Brokers remained undecided and a little perplexed by Sainsbury's revelation that it is pondering making another takeover bid for Home Retail after a November offer was rejected.

Sainsbury's now has until 2 February to announce either a firm intention to make an offer or that it does not intend to make an offer.

Analysts at Jefferies said they could not decide if the potential deal is "genius or madness", with Shore Capital saying it harboured "more reservations than jubilations".

Societe Generale, which maintained a 'buy' rating on the FTSE 100 grocer, said it believed the main rationale behind the deal was to optimise Sainsbury's retail space, strengthen its non-food offering and benefit from Argos best practices in delivery and online.

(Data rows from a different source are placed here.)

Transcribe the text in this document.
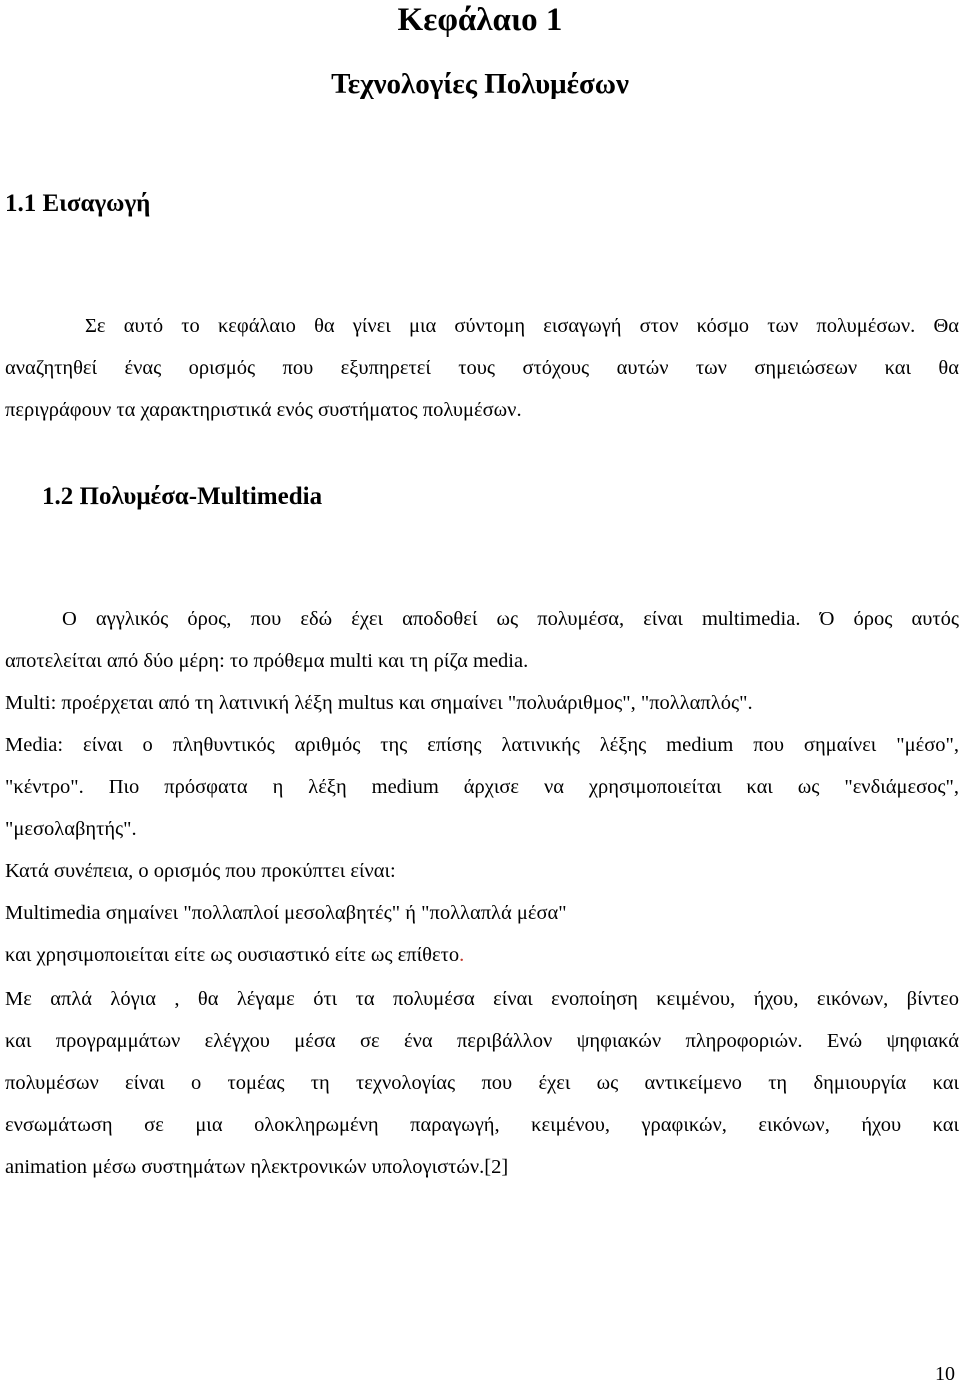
Κεφάλαιο 1
Τεχνολογίες Πολυμέσων
1.1 Εισαγωγή
Σε αυτό το κεφάλαιο θα γίνει μια σύντομη εισαγωγή στον κόσμο των πολυμέσων. Θα
αναζητηθεί ένας ορισμός που εξυπηρετεί τους στόχους αυτών των σημειώσεων και θα
περιγράφουν τα χαρακτηριστικά ενός συστήματος πολυμέσων.
1.2 Πολυμέσα-Multimedia
Ο αγγλικός όρος, που εδώ έχει αποδοθεί ως πολυμέσα, είναι multimedia. Ό όρος αυτός
αποτελείται από δύο μέρη: το πρόθεμα multi και τη ρίζα media.
Multi: προέρχεται από τη λατινική λέξη multus και σημαίνει "πολυάριθμος", "πολλαπλός".
Media: είναι ο πληθυντικός αριθμός της επίσης λατινικής λέξης medium που σημαίνει "μέσο",
"κέντρο". Πιο πρόσφατα η λέξη medium άρχισε να χρησιμοποιείται και ως "ενδιάμεσος",
"μεσολαβητής".
Κατά συνέπεια, ο ορισμός που προκύπτει είναι:
Multimedia σημαίνει "πολλαπλοί μεσολαβητές" ή "πολλαπλά μέσα"
και χρησιμοποιείται είτε ως ουσιαστικό είτε ως επίθετο.
Με απλά λόγια , θα λέγαμε ότι τα πολυμέσα είναι ενοποίηση κειμένου, ήχου, εικόνων, βίντεο
και προγραμμάτων ελέγχου μέσα σε ένα περιβάλλον ψηφιακών πληροφοριών. Ενώ ψηφιακά
πολυμέσων είναι ο τομέας τη τεχνολογίας που έχει ως αντικείμενο τη δημιουργία και
ενσωμάτωση σε μια ολοκληρωμένη παραγωγή, κειμένου, γραφικών, εικόνων, ήχου και
animation μέσω συστημάτων ηλεκτρονικών υπολογιστών.[2]
10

Calculating that it has around 150 current stores that have too much selling space, around 6% of its estate, SocGen saw ample opportunity to reallocate this to Argos on top of the 10 trial Argos 'corners' already, which would lead to estimated potential net synergies of just £100-150m.

The French broker assumed a mixed offer of 30% cash and 70% in shares would mean the deal would become dilutive at 140p per Home Retail share with no synergies, or 13% accretive with £100m in net synergies.

SocGen added that it was concerned about the timing of the deal — "although Sainsbury's is doing a good job, it needs to be fully focused on its core business" — and the concern that Sainsbury's would lose its pure player status, resulting in increased risk profile, potential efficiency loss in terms of capex allocation.

For its part, Jefferies said it was either a sign of management's lack of confidence in prospects for the core business or a positive step in anticipating how the customer journey will develop in a multi-channel world.

Jefferies, which retained a 'hold' rating, said the bull case was perhaps the same strategy that is being pursued by Amazon that "consumers' multi-channel journey inevitably leads to a pairing of frequency of spend through repeat food consumption with transaction accretion through non-food purchases - in a cost minimising way to both consumers and service providers".

But examining the bear case highlighted Argos would have a tough act following Amazon without consequences to margins and there would be little Sainsbury could add in non-food multi-channel expertise, while analysts struggled to see meaningful sourcing or fixed-cost savings from the deal, which would therefore place most emphasis on tougher revenue synergies.

With regard to revenue synergies, ShoreCap's Clive Black said he had "been around too long to predicate a deal on the delivery of such an assertion".

Likewise he added that, whilst Argos has heritage in remote shopping, he harboured concerns the chain's ongoing exposure to competitive challenge from pure-play online such as Amazon and subsector specialists such as AO World.

He also struggled to see compelling synergies and said that, while a merger would add Argos' eCommerce capabilities and much-admired hub-and-spoke logistics system, Sainsbury’s also has to acquire a struggling business where problem solving has to be at the core. "Acquiring problems is not always the ideal route to strategic solutions."